Cuomo Ends State’s Role in Checking Immigrants
By KIRK SEMPLE
Published: June 1, 2011
Photo by Marcus Yam for The New York Times
Gov. Andrew M. Cuomo said on Wednesday that he was suspending New York’s participation in a federal immigration enforcement plan that has drawn fire from immigrant advocates, civil liberties lawyers and elected officials in the state and around the country.
A statement from Mr. Cuomo’s office said there was “mounting evidence” that the program, called Secure Communities, had not only failed to meet its goal of deporting the most serious immigrant criminals but was also undermining law enforcement and compromising public safety.
“There are concerns about the implementation of the program as well as its impact on families, immigrant communities and law enforcement in New York,” Mr. Cuomo said. Unless those concerns are eased, the statement said, New York will not take part.

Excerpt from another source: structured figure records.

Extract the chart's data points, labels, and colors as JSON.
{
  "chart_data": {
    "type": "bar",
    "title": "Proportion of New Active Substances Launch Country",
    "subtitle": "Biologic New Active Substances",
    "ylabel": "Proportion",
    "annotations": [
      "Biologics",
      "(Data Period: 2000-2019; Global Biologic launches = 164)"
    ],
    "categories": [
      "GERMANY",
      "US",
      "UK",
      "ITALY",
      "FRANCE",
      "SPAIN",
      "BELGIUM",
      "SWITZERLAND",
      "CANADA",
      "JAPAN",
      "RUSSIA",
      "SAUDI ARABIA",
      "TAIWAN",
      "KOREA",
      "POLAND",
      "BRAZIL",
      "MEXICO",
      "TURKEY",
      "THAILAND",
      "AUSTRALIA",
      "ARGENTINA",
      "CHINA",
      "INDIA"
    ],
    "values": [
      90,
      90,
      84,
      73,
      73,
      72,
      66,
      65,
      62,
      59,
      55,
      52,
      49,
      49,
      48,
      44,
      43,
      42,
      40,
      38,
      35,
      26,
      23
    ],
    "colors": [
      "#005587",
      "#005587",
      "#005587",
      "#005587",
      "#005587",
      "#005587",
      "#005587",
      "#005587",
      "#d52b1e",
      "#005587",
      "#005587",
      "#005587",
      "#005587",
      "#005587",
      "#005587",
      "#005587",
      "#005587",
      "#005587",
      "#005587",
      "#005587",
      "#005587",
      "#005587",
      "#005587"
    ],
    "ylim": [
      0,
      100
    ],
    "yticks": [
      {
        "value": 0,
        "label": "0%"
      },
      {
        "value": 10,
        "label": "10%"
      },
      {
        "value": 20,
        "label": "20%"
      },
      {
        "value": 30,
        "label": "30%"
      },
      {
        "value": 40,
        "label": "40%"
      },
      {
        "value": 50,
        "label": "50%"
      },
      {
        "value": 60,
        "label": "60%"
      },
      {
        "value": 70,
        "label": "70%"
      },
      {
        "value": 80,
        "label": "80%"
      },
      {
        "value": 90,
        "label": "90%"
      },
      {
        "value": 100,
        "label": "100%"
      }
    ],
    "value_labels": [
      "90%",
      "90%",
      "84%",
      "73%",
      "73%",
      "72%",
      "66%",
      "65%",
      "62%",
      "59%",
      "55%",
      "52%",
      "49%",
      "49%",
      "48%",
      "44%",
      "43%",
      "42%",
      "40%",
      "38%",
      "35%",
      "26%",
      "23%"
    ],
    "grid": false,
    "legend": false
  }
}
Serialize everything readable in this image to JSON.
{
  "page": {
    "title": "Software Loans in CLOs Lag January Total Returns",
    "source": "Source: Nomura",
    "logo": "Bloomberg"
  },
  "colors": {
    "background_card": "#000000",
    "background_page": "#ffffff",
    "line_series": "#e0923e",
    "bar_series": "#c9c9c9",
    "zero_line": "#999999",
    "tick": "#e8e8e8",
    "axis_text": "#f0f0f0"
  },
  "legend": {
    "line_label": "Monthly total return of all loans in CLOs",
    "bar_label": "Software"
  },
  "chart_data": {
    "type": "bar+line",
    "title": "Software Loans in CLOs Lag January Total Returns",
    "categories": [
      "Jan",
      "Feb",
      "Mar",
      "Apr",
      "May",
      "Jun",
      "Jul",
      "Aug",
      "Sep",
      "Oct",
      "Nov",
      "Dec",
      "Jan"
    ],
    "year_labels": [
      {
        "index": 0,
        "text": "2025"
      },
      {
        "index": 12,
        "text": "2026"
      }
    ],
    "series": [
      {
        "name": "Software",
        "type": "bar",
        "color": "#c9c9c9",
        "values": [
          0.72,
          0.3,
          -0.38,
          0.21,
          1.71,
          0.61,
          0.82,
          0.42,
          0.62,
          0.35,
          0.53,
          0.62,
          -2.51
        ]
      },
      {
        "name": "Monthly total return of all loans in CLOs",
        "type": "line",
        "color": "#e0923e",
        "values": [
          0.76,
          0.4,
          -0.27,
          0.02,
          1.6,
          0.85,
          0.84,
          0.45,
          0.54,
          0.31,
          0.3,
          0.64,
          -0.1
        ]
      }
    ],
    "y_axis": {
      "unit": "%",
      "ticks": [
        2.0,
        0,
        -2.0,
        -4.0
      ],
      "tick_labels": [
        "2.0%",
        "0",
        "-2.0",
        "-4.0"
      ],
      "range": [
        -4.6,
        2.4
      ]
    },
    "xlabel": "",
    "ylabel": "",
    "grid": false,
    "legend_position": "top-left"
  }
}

Mr. Cuomo’s decision makes New York the second state to announce its intention to withdraw from the program, and sets up a confrontation with the Obama administration, which has made Secure Communities a cornerstone of immigration enforcement strategy. Gov. Pat Quinn of Illinois said in May that he was canceling his state’s participation.
Under the program, begun by the Bush administration in 2008, the fingerprints of everyone booked into a local or county jail are sent to the Department of Homeland Security and compared with prints in its files. If officials find that a suspect is in the country illegally, or is a noncitizen with a criminal record, they may seek to deport the person.
By Wednesday, that fingerprint sharing had been introduced in about 41 percent of the nation’s jurisdictions, including 27 of 62 counties in New York. Mr. Cuomo’s move means that those counties’ participation will end. The entire country is scheduled to join the program by 2013.
The practical effects of Mr. Cuomo’s decision are unclear. New York law enforcement agencies regularly check fingerprints with the Federal Bureau of Investigation. Homeland Security officials said that regardless of New York’s participation in Secure Communities, the F.B.I. would still share fingerprints with the immigration agency.
Federal officials said that if states did not share fingerprints with the F.B.I., those states would lose access to federal criminal databases, undermining their ability to fight crime.
While Secure Communities has contributed to a sharp rise in deportations under President Obama, it does not appear to have won him many allies. It has angered immigrants who supported Democrats in recent elections. It has also failed to convince many of the president’s Republican opponents that he is sufficiently committed to enforcement.
Opponents of the program contend that even though it was mainly intended to ensnare convicted criminals and people deemed a security threat, it has instead caught too many immigrants charged with low-level crimes or guilty only of being in the country illegally. This pattern, the opponents argue, has driven immigrants deeper into the shadows and deterred them from helping officials fight crime.
In addition, critics have assailed the rollout of Secure Communities, which has been plagued by seemingly contradictory statements about how it works and whether local and state participation is voluntary.
Mylan L. Denerstein, counsel to Mr. Cuomo, cited these concerns in a letter on Wednesday.
“Until the numerous questions and controversies regarding the program can be resolved, we have determined that New York is best served by relying on existing tools to ensure the safety of its residents, especially given our overriding concern that the current mechanism is actually undermining law enforcement,” Ms. Denerstein wrote to John Sandweg, counsel to Janet Napolitano, the homeland security secretary.
Officials from Immigration and Customs Enforcement, an arm of Homeland Security that oversees Secure Communities, said it was reviewing the program to make sure it focused on criminals.
Immigrant advocates praised Mr. Cuomo. “It is clear the tide is turning” against Secure Communities, said Pablo Alvarado, director of the National Day Laborer Organizing Network in Los Angeles. “It’s high time for the president to terminate the program before any further damage is done to our communities.”